Covid-19 is on the increase again in Devon, prompting the call for those with symptoms to stay at home to protect others.
Office for National Statistics (ONS) data suggest that around 1.7 million people in the UK were estimated to have coronavirus in the week ending June 18 – an increase of 23 per cent in one week.
In Devon, the ONS data is showing a continuing rise in the number of people in hospital with coronavirus, and a rise in positive cases overall.
It is thought around one in every 45 people in the county currently has Covid-19.
Mutated variants of Omicron are thought to be responsible for the higher transmission .
Steve Brown, Director of Public Health Devon, said: “We are seeing a gradual climb again in the number of people in Devon reporting a positive coronavirus test. However, with fewer people testing, the actual numbers of people with the virus is likely to be higher than is reported – the ONS data for Devon suggests that around one in every 45 people in Devon currently have coronavirus.”
The increase is being attributed to the new faster-spreading BA.4 and BA.5 subvariants of Omicron, which now constitutes more than half of new infections in England, and more people mixing socially.

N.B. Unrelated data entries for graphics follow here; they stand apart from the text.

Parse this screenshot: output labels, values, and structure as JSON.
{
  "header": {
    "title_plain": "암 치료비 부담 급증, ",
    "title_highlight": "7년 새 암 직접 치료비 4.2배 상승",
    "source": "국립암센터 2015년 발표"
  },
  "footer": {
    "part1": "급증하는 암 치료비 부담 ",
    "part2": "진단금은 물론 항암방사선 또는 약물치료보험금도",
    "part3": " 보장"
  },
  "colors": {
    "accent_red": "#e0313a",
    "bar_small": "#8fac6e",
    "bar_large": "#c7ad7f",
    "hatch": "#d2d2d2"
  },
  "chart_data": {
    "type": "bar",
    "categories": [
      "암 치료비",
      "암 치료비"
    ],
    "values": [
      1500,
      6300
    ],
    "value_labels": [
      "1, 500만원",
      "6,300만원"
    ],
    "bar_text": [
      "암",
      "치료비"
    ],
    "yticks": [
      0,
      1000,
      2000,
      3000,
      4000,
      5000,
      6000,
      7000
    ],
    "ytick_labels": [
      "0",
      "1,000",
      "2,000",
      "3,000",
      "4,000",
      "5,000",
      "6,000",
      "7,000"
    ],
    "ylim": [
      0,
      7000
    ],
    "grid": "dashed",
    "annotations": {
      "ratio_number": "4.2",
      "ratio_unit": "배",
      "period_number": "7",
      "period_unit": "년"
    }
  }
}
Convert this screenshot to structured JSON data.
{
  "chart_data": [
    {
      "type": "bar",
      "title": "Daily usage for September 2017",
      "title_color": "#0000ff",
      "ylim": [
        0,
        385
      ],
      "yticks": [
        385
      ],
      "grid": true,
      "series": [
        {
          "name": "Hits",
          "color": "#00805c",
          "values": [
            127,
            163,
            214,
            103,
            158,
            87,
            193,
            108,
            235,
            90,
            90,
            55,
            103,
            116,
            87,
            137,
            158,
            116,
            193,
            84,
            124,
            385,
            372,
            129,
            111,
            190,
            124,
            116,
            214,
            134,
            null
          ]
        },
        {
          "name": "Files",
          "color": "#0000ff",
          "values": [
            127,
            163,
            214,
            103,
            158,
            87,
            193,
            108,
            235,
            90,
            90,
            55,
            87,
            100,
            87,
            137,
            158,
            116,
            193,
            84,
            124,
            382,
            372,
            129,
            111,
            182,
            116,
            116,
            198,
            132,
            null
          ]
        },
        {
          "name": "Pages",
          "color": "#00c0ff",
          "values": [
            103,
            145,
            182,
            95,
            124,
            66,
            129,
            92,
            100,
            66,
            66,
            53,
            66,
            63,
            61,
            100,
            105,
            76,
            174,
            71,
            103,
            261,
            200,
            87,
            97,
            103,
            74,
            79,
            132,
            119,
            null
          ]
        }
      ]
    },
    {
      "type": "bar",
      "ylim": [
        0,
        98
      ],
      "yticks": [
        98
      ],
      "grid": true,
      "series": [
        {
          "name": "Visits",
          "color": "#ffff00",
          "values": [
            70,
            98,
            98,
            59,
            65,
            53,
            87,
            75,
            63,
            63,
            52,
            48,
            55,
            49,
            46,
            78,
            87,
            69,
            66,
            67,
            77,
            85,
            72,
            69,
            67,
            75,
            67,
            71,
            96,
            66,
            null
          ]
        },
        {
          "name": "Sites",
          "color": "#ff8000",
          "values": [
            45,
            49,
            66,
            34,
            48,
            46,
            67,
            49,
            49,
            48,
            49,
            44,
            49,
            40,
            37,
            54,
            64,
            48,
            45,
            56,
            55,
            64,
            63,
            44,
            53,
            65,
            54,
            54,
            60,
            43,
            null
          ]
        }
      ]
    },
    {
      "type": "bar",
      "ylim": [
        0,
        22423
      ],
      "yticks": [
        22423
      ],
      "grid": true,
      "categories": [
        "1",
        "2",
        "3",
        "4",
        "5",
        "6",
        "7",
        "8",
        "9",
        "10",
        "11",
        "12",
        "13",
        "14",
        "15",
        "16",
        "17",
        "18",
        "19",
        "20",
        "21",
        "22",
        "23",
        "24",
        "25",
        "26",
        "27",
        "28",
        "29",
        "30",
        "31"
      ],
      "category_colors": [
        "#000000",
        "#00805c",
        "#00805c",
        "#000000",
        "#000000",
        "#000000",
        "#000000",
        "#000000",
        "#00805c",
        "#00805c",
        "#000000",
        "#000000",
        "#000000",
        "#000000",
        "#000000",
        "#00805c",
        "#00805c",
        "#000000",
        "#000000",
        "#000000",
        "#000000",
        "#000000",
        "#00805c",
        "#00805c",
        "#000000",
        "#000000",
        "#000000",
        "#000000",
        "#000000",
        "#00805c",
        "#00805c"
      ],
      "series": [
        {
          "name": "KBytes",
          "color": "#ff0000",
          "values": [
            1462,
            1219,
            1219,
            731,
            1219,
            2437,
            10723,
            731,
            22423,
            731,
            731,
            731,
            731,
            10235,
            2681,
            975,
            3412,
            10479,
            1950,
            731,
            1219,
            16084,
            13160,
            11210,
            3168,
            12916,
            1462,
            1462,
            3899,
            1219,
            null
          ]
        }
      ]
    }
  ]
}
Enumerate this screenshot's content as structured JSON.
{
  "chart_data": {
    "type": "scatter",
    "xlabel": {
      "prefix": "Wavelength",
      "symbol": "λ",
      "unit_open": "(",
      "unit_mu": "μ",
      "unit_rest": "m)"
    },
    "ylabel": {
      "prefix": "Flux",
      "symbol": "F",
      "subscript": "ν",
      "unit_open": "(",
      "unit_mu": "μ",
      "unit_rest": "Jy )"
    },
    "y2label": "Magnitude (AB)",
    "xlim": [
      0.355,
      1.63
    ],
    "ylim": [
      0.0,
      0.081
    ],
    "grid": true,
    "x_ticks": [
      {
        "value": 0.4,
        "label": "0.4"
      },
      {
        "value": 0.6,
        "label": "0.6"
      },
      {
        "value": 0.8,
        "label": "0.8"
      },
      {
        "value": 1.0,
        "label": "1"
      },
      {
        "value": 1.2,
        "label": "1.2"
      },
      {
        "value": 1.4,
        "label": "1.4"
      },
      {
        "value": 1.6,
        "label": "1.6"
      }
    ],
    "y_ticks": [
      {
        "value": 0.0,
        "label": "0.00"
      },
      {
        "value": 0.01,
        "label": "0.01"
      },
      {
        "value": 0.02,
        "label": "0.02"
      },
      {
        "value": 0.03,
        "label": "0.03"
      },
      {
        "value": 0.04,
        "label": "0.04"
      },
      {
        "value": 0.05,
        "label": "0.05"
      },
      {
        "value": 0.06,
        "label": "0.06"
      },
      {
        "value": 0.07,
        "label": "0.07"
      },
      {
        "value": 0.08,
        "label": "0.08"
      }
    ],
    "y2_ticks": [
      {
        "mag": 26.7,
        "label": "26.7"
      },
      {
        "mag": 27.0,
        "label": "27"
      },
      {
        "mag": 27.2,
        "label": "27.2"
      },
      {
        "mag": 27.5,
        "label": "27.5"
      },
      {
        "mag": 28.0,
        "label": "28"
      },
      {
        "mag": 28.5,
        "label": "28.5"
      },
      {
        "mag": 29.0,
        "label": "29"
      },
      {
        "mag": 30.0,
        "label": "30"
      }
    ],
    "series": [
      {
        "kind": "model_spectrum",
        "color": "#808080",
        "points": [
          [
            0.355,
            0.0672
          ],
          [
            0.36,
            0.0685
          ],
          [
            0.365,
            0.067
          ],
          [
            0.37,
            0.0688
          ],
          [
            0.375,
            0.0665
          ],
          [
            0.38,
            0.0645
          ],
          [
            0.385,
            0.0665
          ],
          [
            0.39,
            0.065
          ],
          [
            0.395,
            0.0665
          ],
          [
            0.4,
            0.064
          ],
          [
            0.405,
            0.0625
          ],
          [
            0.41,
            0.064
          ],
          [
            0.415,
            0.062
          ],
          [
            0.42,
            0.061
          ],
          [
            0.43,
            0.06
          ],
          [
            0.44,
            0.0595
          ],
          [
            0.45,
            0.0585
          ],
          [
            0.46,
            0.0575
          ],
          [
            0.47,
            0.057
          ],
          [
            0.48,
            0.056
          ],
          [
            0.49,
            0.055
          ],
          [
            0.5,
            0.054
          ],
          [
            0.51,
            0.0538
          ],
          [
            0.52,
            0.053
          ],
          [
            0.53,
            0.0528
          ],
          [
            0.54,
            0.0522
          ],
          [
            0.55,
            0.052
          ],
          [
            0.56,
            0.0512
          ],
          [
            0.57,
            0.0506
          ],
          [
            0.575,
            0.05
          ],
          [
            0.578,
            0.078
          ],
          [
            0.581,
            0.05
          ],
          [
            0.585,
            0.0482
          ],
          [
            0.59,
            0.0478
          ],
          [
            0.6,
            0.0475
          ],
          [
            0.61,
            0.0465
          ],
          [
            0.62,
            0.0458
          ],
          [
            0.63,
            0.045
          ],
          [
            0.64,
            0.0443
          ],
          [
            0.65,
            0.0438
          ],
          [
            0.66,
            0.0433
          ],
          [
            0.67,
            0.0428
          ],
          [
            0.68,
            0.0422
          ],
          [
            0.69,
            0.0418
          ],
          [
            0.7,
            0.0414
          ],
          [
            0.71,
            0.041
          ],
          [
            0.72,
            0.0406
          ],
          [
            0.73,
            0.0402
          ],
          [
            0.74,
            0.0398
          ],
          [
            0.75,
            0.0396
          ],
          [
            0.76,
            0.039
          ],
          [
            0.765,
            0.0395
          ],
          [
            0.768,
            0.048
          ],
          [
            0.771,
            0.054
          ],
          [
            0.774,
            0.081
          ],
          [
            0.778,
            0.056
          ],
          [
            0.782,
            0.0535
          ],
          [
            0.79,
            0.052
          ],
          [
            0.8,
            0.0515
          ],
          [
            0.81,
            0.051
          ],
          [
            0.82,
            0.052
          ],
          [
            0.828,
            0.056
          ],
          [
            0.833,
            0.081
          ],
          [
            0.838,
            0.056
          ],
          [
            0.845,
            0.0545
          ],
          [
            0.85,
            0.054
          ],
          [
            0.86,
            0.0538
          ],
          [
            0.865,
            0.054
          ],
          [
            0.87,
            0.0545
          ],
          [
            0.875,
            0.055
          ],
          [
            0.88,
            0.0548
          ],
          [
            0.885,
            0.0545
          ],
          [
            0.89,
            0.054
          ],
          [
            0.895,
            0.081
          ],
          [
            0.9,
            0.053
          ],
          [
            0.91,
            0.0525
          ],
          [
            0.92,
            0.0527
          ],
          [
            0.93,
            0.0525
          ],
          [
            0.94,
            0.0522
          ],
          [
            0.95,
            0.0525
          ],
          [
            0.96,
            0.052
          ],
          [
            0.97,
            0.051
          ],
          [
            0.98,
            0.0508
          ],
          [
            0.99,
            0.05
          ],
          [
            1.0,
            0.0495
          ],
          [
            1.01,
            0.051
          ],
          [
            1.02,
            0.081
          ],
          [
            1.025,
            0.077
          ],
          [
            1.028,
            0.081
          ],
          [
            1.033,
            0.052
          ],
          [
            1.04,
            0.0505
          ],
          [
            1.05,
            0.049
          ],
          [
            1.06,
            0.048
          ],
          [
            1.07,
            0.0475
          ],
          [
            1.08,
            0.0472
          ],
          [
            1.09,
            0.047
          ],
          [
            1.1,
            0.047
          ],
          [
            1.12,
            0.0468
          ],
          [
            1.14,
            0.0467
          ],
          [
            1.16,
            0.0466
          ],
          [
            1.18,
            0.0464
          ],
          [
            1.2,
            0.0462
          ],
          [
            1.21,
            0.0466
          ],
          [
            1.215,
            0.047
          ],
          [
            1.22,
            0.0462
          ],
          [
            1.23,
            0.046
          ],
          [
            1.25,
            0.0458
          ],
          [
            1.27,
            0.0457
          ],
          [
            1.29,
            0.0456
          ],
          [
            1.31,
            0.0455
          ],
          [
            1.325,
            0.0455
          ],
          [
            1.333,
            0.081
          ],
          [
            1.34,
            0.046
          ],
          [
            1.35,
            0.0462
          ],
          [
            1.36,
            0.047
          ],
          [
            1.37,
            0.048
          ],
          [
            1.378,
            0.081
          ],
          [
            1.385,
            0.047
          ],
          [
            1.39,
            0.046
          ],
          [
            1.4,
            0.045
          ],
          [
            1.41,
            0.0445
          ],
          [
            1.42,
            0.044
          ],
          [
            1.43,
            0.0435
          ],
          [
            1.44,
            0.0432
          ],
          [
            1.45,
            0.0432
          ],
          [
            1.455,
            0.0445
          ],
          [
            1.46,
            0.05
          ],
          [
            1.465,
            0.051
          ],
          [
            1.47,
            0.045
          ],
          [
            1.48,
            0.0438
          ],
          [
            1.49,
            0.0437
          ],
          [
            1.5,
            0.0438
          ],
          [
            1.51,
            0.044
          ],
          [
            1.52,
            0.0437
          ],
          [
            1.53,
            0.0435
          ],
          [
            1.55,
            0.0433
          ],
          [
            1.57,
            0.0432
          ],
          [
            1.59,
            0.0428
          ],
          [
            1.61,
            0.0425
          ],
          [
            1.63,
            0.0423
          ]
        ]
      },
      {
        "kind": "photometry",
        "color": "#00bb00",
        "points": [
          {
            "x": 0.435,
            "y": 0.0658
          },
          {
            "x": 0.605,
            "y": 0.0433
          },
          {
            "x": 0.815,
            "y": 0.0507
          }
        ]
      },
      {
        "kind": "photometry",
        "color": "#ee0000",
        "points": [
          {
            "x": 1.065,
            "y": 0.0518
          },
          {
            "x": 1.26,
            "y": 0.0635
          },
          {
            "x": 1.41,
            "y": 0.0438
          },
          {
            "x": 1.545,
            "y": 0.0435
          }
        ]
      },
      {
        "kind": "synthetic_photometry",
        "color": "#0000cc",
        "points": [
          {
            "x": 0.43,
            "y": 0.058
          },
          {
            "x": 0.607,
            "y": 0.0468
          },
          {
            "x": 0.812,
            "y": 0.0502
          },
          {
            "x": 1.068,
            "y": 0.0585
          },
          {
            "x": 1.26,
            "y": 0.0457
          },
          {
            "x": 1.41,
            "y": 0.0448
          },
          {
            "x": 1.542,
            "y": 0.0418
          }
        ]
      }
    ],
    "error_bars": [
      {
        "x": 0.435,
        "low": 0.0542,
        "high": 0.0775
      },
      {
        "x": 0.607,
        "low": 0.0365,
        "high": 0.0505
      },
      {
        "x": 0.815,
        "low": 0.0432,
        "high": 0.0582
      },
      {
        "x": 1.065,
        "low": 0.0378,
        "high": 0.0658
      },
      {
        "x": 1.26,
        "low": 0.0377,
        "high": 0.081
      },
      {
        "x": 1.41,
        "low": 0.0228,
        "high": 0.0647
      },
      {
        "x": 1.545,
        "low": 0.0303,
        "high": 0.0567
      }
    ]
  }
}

“We’re not back to the community infection rates we were seeing in the spring,” said Steve Brown, “but we are seeing more cases in the community, which translates to increase cases in care homes and workplaces.
“While the new subvariants are more transmissible, it is not having the same health impact.
“So, while we are seeing a slight increase in the number of people in hospital with Covid-19, we are not seeing an increase in those patients in High Dependency Units.
“Coronavirus will remain with us in our communities. It has not gone away, as the rising case data demonstrates.
“The national advice has not changed. If you have symptoms of a respiratory infection, such as COVID-19, and you have a high temperature or do not feel well, try to stay at home and avoid contact with others.”
He added: “Face coverings are no longer mandatory in health settings, such as GP surgeries or hospitals, but there are situations where I would ask people to consider wearing them. For example, when visiting the GP or hospital, where you are more likely to be in contact with vulnerable people.
“Keep up with your vaccinations. The Government’s spring booster vaccinations are still available for the moment, and there will be vaccination clinics available over the summer. An autumn booster for vulnerable groups will also become available.
“Testing is no longer expected for most people – although it is required for people who are clinically vulnerable in order to access other treatments. However, if people still have any tests, I would suggest that they could use them ahead of situations where they know they’ll be in close contact with vulnerable people.
“And simple hand hygiene is also still important, not just to protect from coronavirus, but also for fighting other infectious illnesses. It’s a simple precaution, but still effective.”